We need milestones as we go through life. It helps if we know whether we are on track with our stewardship of time and capital. We know that we are bounded by age. Caleb gave us our actuarial guidelines: at age 85, he was still a strong man, which was abnormal (Josh. 14:10-11). Moses confirmed this age limit: covenant-keeping mankind on average gets 70 years of productivity; anything beyond this is pure gravy, statistically speaking (Ps 90:10). This is not a permanent biological limit, for Isaiah speaks of very long life spans as part of the era of millennial blessings (Isa. 65:17-20). But for today, we face these actuarial limits.

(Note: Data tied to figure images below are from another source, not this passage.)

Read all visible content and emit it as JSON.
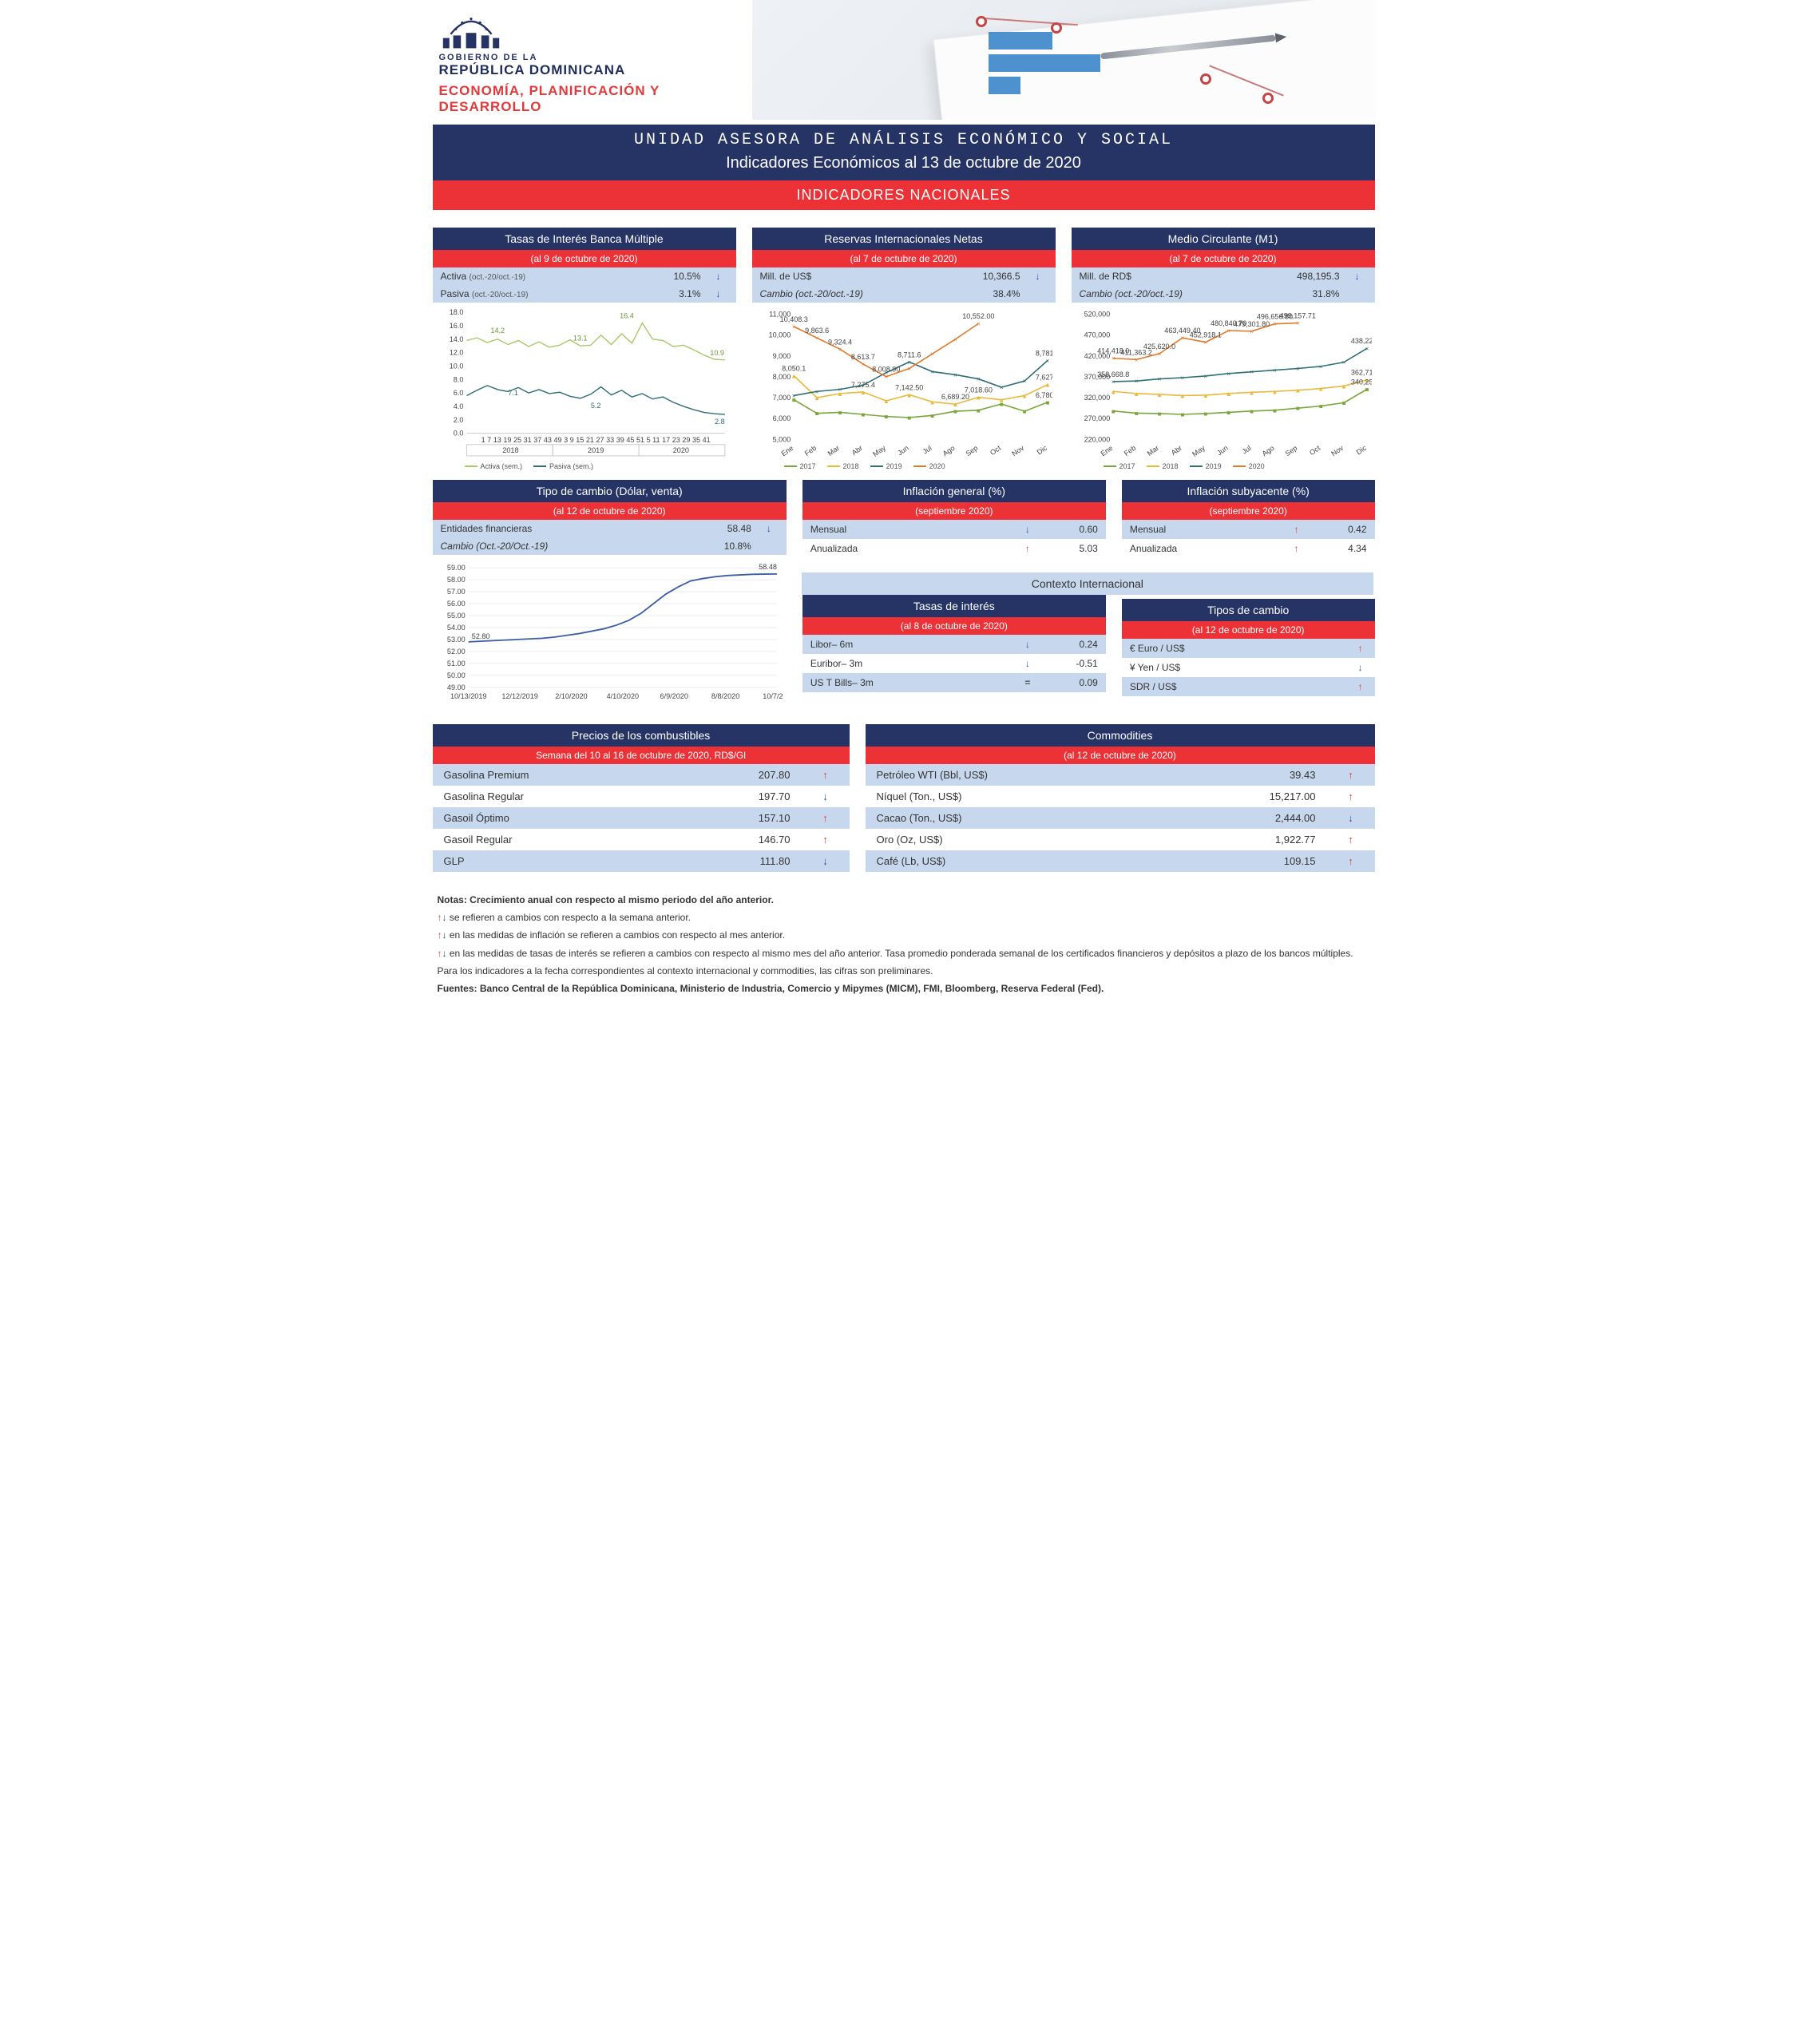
{
  "header": {
    "gov1": "GOBIERNO DE LA",
    "gov2": "REPÚBLICA DOMINICANA",
    "dept": "ECONOMÍA, PLANIFICACIÓN Y DESARROLLO"
  },
  "title": {
    "unit": "UNIDAD ASESORA DE ANÁLISIS ECONÓMICO Y SOCIAL",
    "subtitle": "Indicadores Económicos al 13 de octubre de 2020",
    "section": "INDICADORES NACIONALES"
  },
  "colors": {
    "navy": "#253365",
    "red": "#ec3237",
    "lightblue": "#c7d8ee",
    "series2017": "#7aa63a",
    "series2018": "#e8b93a",
    "series2019": "#2e6e74",
    "series2020": "#e07b2a",
    "activa": "#a7c96a",
    "pasiva": "#2e6e74",
    "blueLine": "#3b5fa6"
  },
  "months": [
    "Ene",
    "Feb",
    "Mar",
    "Abr",
    "May",
    "Jun",
    "Jul",
    "Ago",
    "Sep",
    "Oct",
    "Nov",
    "Dic"
  ],
  "rates": {
    "title": "Tasas de Interés Banca Múltiple",
    "asof": "(al 9 de octubre de 2020)",
    "rows": [
      {
        "label": "Activa",
        "sub": "(oct.-20/oct.-19)",
        "val": "10.5%",
        "dir": "down"
      },
      {
        "label": "Pasiva",
        "sub": "(oct.-20/oct.-19)",
        "val": "3.1%",
        "dir": "down"
      }
    ],
    "chart": {
      "ylim": [
        0,
        18
      ],
      "yticks": [
        0,
        2,
        4,
        6,
        8,
        10,
        12,
        14,
        16,
        18
      ],
      "annot_activa": [
        {
          "x": 0.12,
          "v": 14.2
        },
        {
          "x": 0.44,
          "v": 13.1
        },
        {
          "x": 0.62,
          "v": 16.4
        },
        {
          "x": 0.97,
          "v": 10.9
        }
      ],
      "annot_pasiva": [
        {
          "x": 0.18,
          "v": 7.1
        },
        {
          "x": 0.5,
          "v": 5.2
        },
        {
          "x": 0.98,
          "v": 2.8
        }
      ],
      "activa": [
        13.8,
        14.2,
        13.5,
        14.0,
        13.2,
        13.8,
        12.9,
        13.6,
        12.8,
        13.1,
        13.9,
        13.0,
        13.1,
        14.6,
        13.2,
        14.8,
        13.4,
        16.4,
        14.0,
        13.8,
        12.9,
        13.1,
        12.4,
        11.6,
        11.0,
        10.9
      ],
      "pasiva": [
        5.6,
        6.4,
        7.1,
        6.5,
        6.2,
        6.8,
        6.0,
        6.5,
        5.9,
        6.1,
        5.5,
        5.2,
        5.8,
        6.9,
        5.7,
        6.4,
        5.4,
        5.9,
        5.1,
        5.4,
        4.6,
        4.0,
        3.5,
        3.1,
        2.9,
        2.8
      ],
      "xgroups": [
        "2018",
        "2019",
        "2020"
      ],
      "xticks": "1 7 13 19 25 31 37 43 49  3 9 15 21 27 33 39 45 51  5 11 17 23 29 35 41",
      "legend": [
        "Activa (sem.)",
        "Pasiva (sem.)"
      ]
    }
  },
  "reserves": {
    "title": "Reservas Internacionales Netas",
    "asof": "(al 7 de octubre de 2020)",
    "rows": [
      {
        "label": "Mill. de US$",
        "val": "10,366.5",
        "dir": "down"
      },
      {
        "label_em": "Cambio (oct.-20/oct.-19)",
        "val": "38.4%",
        "dir": ""
      }
    ],
    "chart": {
      "ylim": [
        5000,
        11000
      ],
      "yticks": [
        5000,
        6000,
        7000,
        8000,
        9000,
        10000,
        11000
      ],
      "s2017": [
        6900,
        6250,
        6300,
        6200,
        6100,
        6050,
        6150,
        6350,
        6400,
        6700,
        6350,
        6780.4
      ],
      "s2018": [
        8050.1,
        7000,
        7200,
        7275.4,
        6850,
        7142.5,
        6800,
        6689.2,
        7018.6,
        6900,
        7100,
        7627.1
      ],
      "s2019": [
        7100,
        7300,
        7400,
        7600,
        8200,
        8711.6,
        8250,
        8100,
        7900,
        7500,
        7800,
        8781.4
      ],
      "s2020": [
        10408.3,
        9863.6,
        9324.4,
        8613.7,
        8008.9,
        8400,
        9100,
        9800,
        10552.0
      ],
      "annot": [
        {
          "s": "2020",
          "i": 0,
          "t": "10,408.3"
        },
        {
          "s": "2020",
          "i": 1,
          "t": "9,863.6"
        },
        {
          "s": "2020",
          "i": 2,
          "t": "9,324.4"
        },
        {
          "s": "2020",
          "i": 3,
          "t": "8,613.7"
        },
        {
          "s": "2020",
          "i": 4,
          "t": "8,008.90"
        },
        {
          "s": "2020",
          "i": 8,
          "t": "10,552.00"
        },
        {
          "s": "2018",
          "i": 0,
          "t": "8,050.1"
        },
        {
          "s": "2018",
          "i": 3,
          "t": "7,275.4"
        },
        {
          "s": "2018",
          "i": 5,
          "t": "7,142.50"
        },
        {
          "s": "2018",
          "i": 7,
          "t": "6,689.20"
        },
        {
          "s": "2018",
          "i": 8,
          "t": "7,018.60"
        },
        {
          "s": "2018",
          "i": 11,
          "t": "7,627.1"
        },
        {
          "s": "2019",
          "i": 5,
          "t": "8,711.6"
        },
        {
          "s": "2019",
          "i": 11,
          "t": "8,781.4"
        },
        {
          "s": "2017",
          "i": 11,
          "t": "6,780.4"
        }
      ]
    }
  },
  "m1": {
    "title": "Medio Circulante (M1)",
    "asof": "(al 7 de octubre de 2020)",
    "rows": [
      {
        "label": "Mill. de RD$",
        "val": "498,195.3",
        "dir": "down"
      },
      {
        "label_em": "Cambio (oct.-20/oct.-19)",
        "val": "31.8%",
        "dir": ""
      }
    ],
    "chart": {
      "ylim": [
        220000,
        520000
      ],
      "yticks": [
        220000,
        270000,
        320000,
        370000,
        420000,
        470000,
        520000
      ],
      "s2017": [
        288000,
        283000,
        282000,
        280000,
        282000,
        285000,
        288000,
        290000,
        295000,
        300000,
        308000,
        340250.5
      ],
      "s2018": [
        335000,
        330000,
        328000,
        325000,
        326000,
        330000,
        333000,
        335000,
        338000,
        342000,
        348000,
        362716.9
      ],
      "s2019": [
        358668.8,
        360000,
        365000,
        368000,
        372000,
        378000,
        382000,
        386000,
        390000,
        395000,
        405000,
        438222.9
      ],
      "s2020": [
        414418.0,
        411363.2,
        425620.0,
        463449.4,
        452918.1,
        480840.7,
        479301.8,
        496656.8,
        499157.71
      ],
      "annot": [
        {
          "s": "2019",
          "i": 0,
          "t": "358,668.8"
        },
        {
          "s": "2019",
          "i": 11,
          "t": "438,222.9"
        },
        {
          "s": "2020",
          "i": 0,
          "t": "414,418.0"
        },
        {
          "s": "2020",
          "i": 1,
          "t": "411,363.2"
        },
        {
          "s": "2020",
          "i": 2,
          "t": "425,620.0"
        },
        {
          "s": "2020",
          "i": 3,
          "t": "463,449.40"
        },
        {
          "s": "2020",
          "i": 4,
          "t": "452,918.1"
        },
        {
          "s": "2020",
          "i": 5,
          "t": "480,840.70"
        },
        {
          "s": "2020",
          "i": 6,
          "t": "479,301.80"
        },
        {
          "s": "2020",
          "i": 7,
          "t": "496,656.80"
        },
        {
          "s": "2020",
          "i": 8,
          "t": "499,157.71"
        },
        {
          "s": "2018",
          "i": 11,
          "t": "362,716.9"
        },
        {
          "s": "2017",
          "i": 11,
          "t": "340,250.5"
        }
      ]
    }
  },
  "fx": {
    "title": "Tipo de cambio (Dólar, venta)",
    "asof": "(al 12 de octubre de 2020)",
    "rows": [
      {
        "label": "Entidades financieras",
        "val": "58.48",
        "dir": "down"
      },
      {
        "label_em": "Cambio (Oct.-20/Oct.-19)",
        "val": "10.8%",
        "dir": ""
      }
    ],
    "chart": {
      "ylim": [
        49,
        59
      ],
      "yticks": [
        49,
        50,
        51,
        52,
        53,
        54,
        55,
        56,
        57,
        58,
        59
      ],
      "xlabels": [
        "10/13/2019",
        "12/12/2019",
        "2/10/2020",
        "4/10/2020",
        "6/9/2020",
        "8/8/2020",
        "10/7/202"
      ],
      "series": [
        52.8,
        52.85,
        52.9,
        52.95,
        53.0,
        53.05,
        53.1,
        53.2,
        53.35,
        53.5,
        53.7,
        53.9,
        54.2,
        54.6,
        55.2,
        56.0,
        56.8,
        57.4,
        57.9,
        58.1,
        58.25,
        58.35,
        58.4,
        58.45,
        58.47,
        58.48
      ],
      "start_label": "52.80",
      "end_label": "58.48"
    }
  },
  "infl_general": {
    "title": "Inflación general (%)",
    "asof": "(septiembre 2020)",
    "rows": [
      {
        "l": "Mensual",
        "v": "0.60",
        "d": "down"
      },
      {
        "l": "Anualizada",
        "v": "5.03",
        "d": "up"
      }
    ]
  },
  "infl_core": {
    "title": "Inflación subyacente (%)",
    "asof": "(septiembre 2020)",
    "rows": [
      {
        "l": "Mensual",
        "v": "0.42",
        "d": "up"
      },
      {
        "l": "Anualizada",
        "v": "4.34",
        "d": "up"
      }
    ]
  },
  "intl": {
    "head": "Contexto Internacional",
    "rates": {
      "title": "Tasas de interés",
      "asof": "(al 8 de octubre de 2020)",
      "rows": [
        {
          "l": "Libor– 6m",
          "d": "down",
          "v": "0.24"
        },
        {
          "l": "Euribor– 3m",
          "d": "down",
          "v": "-0.51"
        },
        {
          "l": "US T Bills– 3m",
          "d": "eq",
          "v": "0.09"
        }
      ]
    },
    "fx": {
      "title": "Tipos de cambio",
      "asof": "(al 12 de octubre de 2020)",
      "rows": [
        {
          "l": "€ Euro / US$",
          "d": "up"
        },
        {
          "l": "¥ Yen / US$",
          "d": "down"
        },
        {
          "l": "SDR / US$",
          "d": "up"
        }
      ]
    }
  },
  "fuel": {
    "title": "Precios de los combustibles",
    "asof": "Semana del 10 al 16 de octubre de 2020, RD$/Gl",
    "rows": [
      {
        "l": "Gasolina Premium",
        "v": "207.80",
        "d": "up"
      },
      {
        "l": "Gasolina Regular",
        "v": "197.70",
        "d": "down"
      },
      {
        "l": "Gasoil Óptimo",
        "v": "157.10",
        "d": "up"
      },
      {
        "l": "Gasoil Regular",
        "v": "146.70",
        "d": "up"
      },
      {
        "l": "GLP",
        "v": "111.80",
        "d": "down"
      }
    ]
  },
  "comm": {
    "title": "Commodities",
    "asof": "(al 12 de octubre de 2020)",
    "rows": [
      {
        "l": "Petróleo WTI (Bbl, US$)",
        "v": "39.43",
        "d": "up"
      },
      {
        "l": "Níquel (Ton., US$)",
        "v": "15,217.00",
        "d": "up"
      },
      {
        "l": "Cacao (Ton., US$)",
        "v": "2,444.00",
        "d": "down"
      },
      {
        "l": "Oro (Oz, US$)",
        "v": "1,922.77",
        "d": "up"
      },
      {
        "l": "Café (Lb, US$)",
        "v": "109.15",
        "d": "up"
      }
    ]
  },
  "notes": {
    "n1": "Notas: Crecimiento anual con respecto al mismo periodo del año anterior.",
    "n2": " se refieren a cambios con respecto a la semana anterior.",
    "n3": " en las medidas de inflación se refieren a cambios con respecto al mes anterior.",
    "n4": " en las medidas de tasas de interés se refieren a cambios con respecto al mismo mes del año anterior. Tasa promedio ponderada semanal de los certificados financieros y depósitos a plazo de los bancos múltiples.",
    "n5": "Para los indicadores a la fecha correspondientes al contexto internacional y commodities, las cifras son preliminares.",
    "n6": "Fuentes: Banco Central de la República Dominicana, Ministerio de Industria, Comercio y Mipymes (MICM), FMI, Bloomberg, Reserva Federal (Fed)."
  },
  "legend_years": [
    "2017",
    "2018",
    "2019",
    "2020"
  ]
}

In Mosaic Israel, a man’s entry into adulthood and citizenship took place at age 20. This was the age at which he became eligible to serve in God’s holy army. When called into holy war, the nation’s military leaders numbered or mustered every man age 20 or older (Ex. 80:14). This was the definitive break with childhood. He who was unfit for military duty because of mental retardation would remain ineligible for life.

Smart by 20

A man’s level of intelligence is established mainly by genetics. He cannot escape these limits. He can learn more about new things, but meanwhile he forgets what he learned before. Wisdom comes with age; intelligence doesn’t. A retarded person is not expected to become intelligent through education or any other means. A very unintelligent person cannot experience new-found genius, although idiot savants do display abnormal abilities in narrowly defined areas, such as numerical computation or musical ability.

Intelligent people are not expected to be wise by age 20, but they are expected to know a great deal about their own ability to master new information or certain kinds of information. At age 20, a person is ready to plan for the future, for he knows his intellectual limits. He who plans to be a medical missionary had better have grades that will get him into medical school. If he does not, it is time to plan for another career.

If some skill does not come easily by age 20, it will probably never come easily. In some fields, the die is cast by age 20. Mathematics and theoretical physics are examples. If a man has not made a major mathematical breakthrough by the time he is 20, he probably will not make one. By age 35, a theoretical physicist is out of the running. He is no longer expected to make major breakthroughs.